– E que lhe disse da senhora D. Teresa?
– Nada, senão que ela fora para o convento. Agora deixe-me ir amantar a égua, que está a escorrer em fio. Ó rapariga, traz-me cá a manta.
Enquanto Simão contava onze moedas menos um quartinho, maravilhado da estranha liberalidade, Mariana, abraçando o pai no repartimento vizinho da casa, exclamava:
– Arranjou muito bem a mentira!…
– Ó rapariga, quem mentiu foste tu! Aquilo lá o arranjaste tu com essa tua cabecinha! Mas a coisa saiu ao pintar, hein? Ele comeu-a que nem confeitos! Anda lá, que ficaste sem os bezerros; mas lá virá o tempo em que ele te dê bois a troco dos bezerros.

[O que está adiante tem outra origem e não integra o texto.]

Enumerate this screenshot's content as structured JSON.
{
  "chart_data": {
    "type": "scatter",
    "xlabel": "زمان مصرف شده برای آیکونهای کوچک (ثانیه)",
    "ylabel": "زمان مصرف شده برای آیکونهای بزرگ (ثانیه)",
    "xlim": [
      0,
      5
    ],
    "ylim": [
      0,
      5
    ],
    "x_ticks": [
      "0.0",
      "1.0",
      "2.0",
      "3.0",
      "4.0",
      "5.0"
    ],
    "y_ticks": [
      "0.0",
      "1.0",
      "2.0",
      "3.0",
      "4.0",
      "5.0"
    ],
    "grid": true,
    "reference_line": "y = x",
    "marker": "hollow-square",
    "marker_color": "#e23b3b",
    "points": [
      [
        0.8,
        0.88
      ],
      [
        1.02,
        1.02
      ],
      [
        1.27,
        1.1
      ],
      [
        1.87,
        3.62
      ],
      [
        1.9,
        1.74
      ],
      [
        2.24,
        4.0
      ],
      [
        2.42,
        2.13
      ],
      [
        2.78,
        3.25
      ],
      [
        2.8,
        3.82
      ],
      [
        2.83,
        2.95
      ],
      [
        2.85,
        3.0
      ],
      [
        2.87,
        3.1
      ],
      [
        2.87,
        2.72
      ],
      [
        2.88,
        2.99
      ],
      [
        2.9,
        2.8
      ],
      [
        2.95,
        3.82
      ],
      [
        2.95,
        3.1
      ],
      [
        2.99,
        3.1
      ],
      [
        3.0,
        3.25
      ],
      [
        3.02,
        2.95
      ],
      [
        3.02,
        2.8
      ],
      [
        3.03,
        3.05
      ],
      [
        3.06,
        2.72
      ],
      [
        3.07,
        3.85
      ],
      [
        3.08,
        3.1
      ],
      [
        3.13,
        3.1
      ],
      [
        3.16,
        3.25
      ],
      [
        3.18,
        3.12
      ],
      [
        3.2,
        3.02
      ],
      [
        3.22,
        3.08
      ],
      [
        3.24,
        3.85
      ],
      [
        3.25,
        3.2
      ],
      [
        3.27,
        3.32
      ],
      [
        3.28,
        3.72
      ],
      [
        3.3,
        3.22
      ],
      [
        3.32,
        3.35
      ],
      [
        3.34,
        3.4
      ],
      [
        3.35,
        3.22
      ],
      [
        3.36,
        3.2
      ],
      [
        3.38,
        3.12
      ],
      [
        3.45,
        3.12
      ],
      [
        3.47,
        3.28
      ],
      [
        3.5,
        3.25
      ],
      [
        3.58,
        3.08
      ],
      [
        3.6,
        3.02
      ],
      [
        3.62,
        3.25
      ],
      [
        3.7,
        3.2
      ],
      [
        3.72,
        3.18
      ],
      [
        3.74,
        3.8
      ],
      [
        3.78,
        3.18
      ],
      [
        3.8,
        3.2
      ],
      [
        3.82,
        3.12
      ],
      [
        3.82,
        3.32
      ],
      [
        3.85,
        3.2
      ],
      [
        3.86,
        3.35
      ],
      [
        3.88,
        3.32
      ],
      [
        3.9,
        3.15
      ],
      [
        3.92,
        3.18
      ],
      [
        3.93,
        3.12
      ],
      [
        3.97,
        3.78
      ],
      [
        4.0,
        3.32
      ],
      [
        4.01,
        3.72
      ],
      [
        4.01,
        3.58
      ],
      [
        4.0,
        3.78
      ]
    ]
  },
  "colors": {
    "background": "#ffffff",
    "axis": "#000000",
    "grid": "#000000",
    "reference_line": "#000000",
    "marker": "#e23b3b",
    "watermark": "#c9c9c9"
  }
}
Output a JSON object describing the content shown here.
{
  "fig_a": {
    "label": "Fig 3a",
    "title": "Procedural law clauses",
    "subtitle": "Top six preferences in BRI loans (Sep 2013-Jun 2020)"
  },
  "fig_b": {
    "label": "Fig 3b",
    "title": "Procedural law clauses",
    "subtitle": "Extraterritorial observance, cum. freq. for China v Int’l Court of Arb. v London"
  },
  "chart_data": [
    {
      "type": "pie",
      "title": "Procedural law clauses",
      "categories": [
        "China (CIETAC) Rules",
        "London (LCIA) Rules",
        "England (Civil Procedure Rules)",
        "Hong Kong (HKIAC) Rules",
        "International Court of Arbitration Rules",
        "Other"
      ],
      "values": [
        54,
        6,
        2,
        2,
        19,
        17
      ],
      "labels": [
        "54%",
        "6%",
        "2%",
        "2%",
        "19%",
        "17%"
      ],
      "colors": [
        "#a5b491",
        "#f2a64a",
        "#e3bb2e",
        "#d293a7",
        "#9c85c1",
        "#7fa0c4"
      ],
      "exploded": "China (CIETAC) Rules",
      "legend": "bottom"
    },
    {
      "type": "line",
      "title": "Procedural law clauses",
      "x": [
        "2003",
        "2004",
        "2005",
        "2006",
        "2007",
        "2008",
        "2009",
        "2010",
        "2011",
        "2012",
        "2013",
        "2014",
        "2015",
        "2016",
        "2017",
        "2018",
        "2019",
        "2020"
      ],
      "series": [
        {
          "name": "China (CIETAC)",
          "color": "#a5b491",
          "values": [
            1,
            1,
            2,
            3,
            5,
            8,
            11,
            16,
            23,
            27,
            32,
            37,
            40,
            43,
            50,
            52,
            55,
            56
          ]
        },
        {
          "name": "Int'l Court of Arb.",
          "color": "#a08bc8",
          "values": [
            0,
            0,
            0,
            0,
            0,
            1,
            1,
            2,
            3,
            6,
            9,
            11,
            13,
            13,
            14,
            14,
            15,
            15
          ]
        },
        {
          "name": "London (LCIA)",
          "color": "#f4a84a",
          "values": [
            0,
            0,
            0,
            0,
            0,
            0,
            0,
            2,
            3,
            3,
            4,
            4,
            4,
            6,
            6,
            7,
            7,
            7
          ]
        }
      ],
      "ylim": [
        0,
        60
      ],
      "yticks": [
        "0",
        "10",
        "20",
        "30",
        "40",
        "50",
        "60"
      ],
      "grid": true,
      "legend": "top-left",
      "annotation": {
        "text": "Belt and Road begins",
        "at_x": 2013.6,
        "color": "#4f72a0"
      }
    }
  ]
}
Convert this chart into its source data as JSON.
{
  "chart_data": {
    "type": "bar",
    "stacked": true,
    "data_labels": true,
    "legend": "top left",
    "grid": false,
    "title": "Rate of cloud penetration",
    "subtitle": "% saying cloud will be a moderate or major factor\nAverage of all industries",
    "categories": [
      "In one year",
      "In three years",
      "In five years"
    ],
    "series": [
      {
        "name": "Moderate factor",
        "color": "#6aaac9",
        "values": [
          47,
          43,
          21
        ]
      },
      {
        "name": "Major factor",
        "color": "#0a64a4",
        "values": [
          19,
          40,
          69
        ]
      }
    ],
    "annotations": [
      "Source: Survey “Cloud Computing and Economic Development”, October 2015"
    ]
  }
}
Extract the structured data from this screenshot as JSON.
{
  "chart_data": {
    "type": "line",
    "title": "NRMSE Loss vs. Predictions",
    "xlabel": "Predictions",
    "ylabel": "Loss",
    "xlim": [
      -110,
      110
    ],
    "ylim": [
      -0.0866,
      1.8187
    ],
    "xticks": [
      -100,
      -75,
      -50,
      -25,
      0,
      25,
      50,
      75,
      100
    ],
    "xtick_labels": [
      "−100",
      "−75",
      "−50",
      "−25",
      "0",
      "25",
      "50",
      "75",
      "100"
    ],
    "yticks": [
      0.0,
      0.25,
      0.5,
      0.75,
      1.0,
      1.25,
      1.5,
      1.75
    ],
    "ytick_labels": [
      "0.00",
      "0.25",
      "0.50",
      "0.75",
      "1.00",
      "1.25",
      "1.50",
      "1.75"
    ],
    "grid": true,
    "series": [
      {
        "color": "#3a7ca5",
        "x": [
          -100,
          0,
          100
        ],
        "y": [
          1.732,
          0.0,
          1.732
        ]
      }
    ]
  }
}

– Eu não fiz isto por interesse, meu pai… – atalhou ela ressentida.
– Olha o milagre! Isso sei eu; mas, como diz lá o ditado: quem semeia colhe.
Mariana quedou pensativa, e dizendo entre si: – Ainda bem que ele não pode pensar de mim o que meu pai pensa. Deus sabe que não tenho esperanças nenhumas interesseiras no que fiz.
Simão chamou o ferrador, e disse-lhe:
– Meu caro João, se eu não tivesse dinheiro, aceitava sem repugnância os seus favores, e creio que vossemecê mos faria sem esperança de ganhar com eles; mas, como recebi esta quantia, há-de consentir que eu lhe dê parte dela para os meus alimentos. Motivos de gratidão a dívidas que se não pagam, ainda me ficam muitos para nunca me esquecer de si e da sua boa filha. Tome este dinheiro.
– As contas fazem-se no fim – respondeu o ferrador, retirando a mão – e ninguém nos há-de ouvir, se Deus quiser. Precisando eu de dinheiro, cá venho. Por ora, ainda está a capoeira cheia de galinhas, e o pão coze-se todas as semanas.
– Mas aceite – instou Simão – e dê-lhe a aplicação que quiser.
– Em minha casa ninguém dá leis senão eu – replicou mestre João, com simulado enfadamento. – Guarde lá o seu dinheiro, fidalgo, e não falemos mais nisso, se quer que o negócio vá direito até ao fim. E victo serio!